Table 5.1 shows Adobe has increased net assets used in operations by $8,643 million over the last 5.25 years. Looking at funding over the five years, the $8,643 million increase in operating net assets was effectively funded by $6,350 million in equity and $2,293 million in cash net of debt. A net cash position of $2,869 at end of 2016 decreased to a net cash position of $576 million over the 5.25-year period. Outstanding shares decreased by 22.3 million from 494.3 million to 472.0 million, over the period, due to repurchases of 45.8 million shares, offset in part by 23.5 million shares issued for employee stock compensation. The $6,350 million increase in shareholders’ equity over the last 5 years is analyzed in Table 5.2 below.

Table 5.2 Adobe Balance Sheet – Equity Section

Adobe Balance Sheet - Equity Section

Data sources: Seeking Alpha Premium & SEC filings

I often find companies report earnings that should flow into and increase shareholders’ equity. But often the increase in shareholders’ equity does not materialize. Also, there can be distributions out of or other reductions in equity that do not benefit shareholders. Hence, the term “leaky equity bucket.” It is not the worst case I have seen, but this is happening to a worrying degree with Adobe, as explained below.

Explanatory comments on Table 5.2 for the period from end FY-2016 to Q1-2022.

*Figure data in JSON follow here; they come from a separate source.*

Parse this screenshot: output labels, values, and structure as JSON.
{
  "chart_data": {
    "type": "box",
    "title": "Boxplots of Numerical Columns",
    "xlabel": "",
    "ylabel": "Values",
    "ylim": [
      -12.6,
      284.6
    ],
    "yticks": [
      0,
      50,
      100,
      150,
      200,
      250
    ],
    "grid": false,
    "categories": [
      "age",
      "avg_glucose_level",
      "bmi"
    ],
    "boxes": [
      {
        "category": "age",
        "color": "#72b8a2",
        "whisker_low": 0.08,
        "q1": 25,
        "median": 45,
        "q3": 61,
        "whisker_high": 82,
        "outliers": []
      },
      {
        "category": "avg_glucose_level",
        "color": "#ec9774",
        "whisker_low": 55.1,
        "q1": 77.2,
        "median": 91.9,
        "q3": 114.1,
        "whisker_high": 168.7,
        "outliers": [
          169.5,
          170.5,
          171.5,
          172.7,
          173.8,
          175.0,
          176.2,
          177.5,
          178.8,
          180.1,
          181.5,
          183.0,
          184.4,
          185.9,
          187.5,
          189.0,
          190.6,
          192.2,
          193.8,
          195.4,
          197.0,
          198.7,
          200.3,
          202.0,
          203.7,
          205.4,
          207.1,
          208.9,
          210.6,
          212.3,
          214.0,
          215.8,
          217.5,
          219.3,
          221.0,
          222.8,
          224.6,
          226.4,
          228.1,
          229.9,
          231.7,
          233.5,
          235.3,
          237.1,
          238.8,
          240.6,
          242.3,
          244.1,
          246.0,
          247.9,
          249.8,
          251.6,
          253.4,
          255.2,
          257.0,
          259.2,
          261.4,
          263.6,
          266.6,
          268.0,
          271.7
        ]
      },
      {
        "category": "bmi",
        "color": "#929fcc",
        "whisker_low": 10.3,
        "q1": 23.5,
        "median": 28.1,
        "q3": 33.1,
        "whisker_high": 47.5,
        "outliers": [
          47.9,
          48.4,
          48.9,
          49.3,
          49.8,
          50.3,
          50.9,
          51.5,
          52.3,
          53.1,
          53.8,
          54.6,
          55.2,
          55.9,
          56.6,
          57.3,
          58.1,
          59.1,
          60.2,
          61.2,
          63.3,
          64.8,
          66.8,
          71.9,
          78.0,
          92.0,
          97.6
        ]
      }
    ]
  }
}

  • Reported net income (non-GAAP) over the 5.25-year period totals $21,917 million, equivalent to diluted net income per share of $44.92.
  • The non-GAAP net income excludes $3,333 million (EPS effect $6.81) of costs regarded as unusual or of a non-recurring nature. A large component is employee stock compensation expense excluded in calculating non-GAAP earnings and EPS. The rationale for excluding certain expenses from non-GAAP profit constructs is supposed to be to better show the underlying profitability of a business. I struggle with the notion employee compensation is in any way unusual or of a non-recurring nature. Adobe are not alone in excluding employee stock compensation expense from adjusted earnings. But, for Adobe, the true economic cost of this expense is particularly large and significantly reduces shareholders’ equity.
  • Other comprehensive income includes such things as foreign exchange translation adjustments in respect to buildings, plant, and other facilities located overseas and changes in valuation of assets in the pension fund – these are not passed through net income as they fluctuate without affecting operations and can easily reverse in a following period. Nevertheless, they do impact on the value of shareholders’ equity at any point in time. For Adobe, these items were $439 million additional income (EPS effect $0.89) over the 5.25-year period.
  • The net income figure is arrived at after a charge of $2,628 million for 23.5 million shares issued to employees. The issue of these shares was more than offset by repurchase of 45.8 million shares for $15,300 million. The difference of $4,478 million, between the amount of $2,628 million charged against net income and the estimated $7,035 million paid to offset the shares issued, has come out of shareholders’ equity without being recognized as a charge against net income. Taking this additional cost into account further reduces EPS by $9.04 over the 5.25-year period.
  • By the time these various items are taken into account, we find the reported EPS of $44.92 ($21,917 million) has reduced to $29.96 ($14,615 million) for the 5.25-year period. That becomes a rather serious difference when share price is already a multiple of 36.89 times reported EPS.
  • The $14,615 million from operations, together with $7,035 million of shares issued to employees, less $15,300 million for share repurchases resulted in the net $6,350 million increase in equity per Table 5.1 above.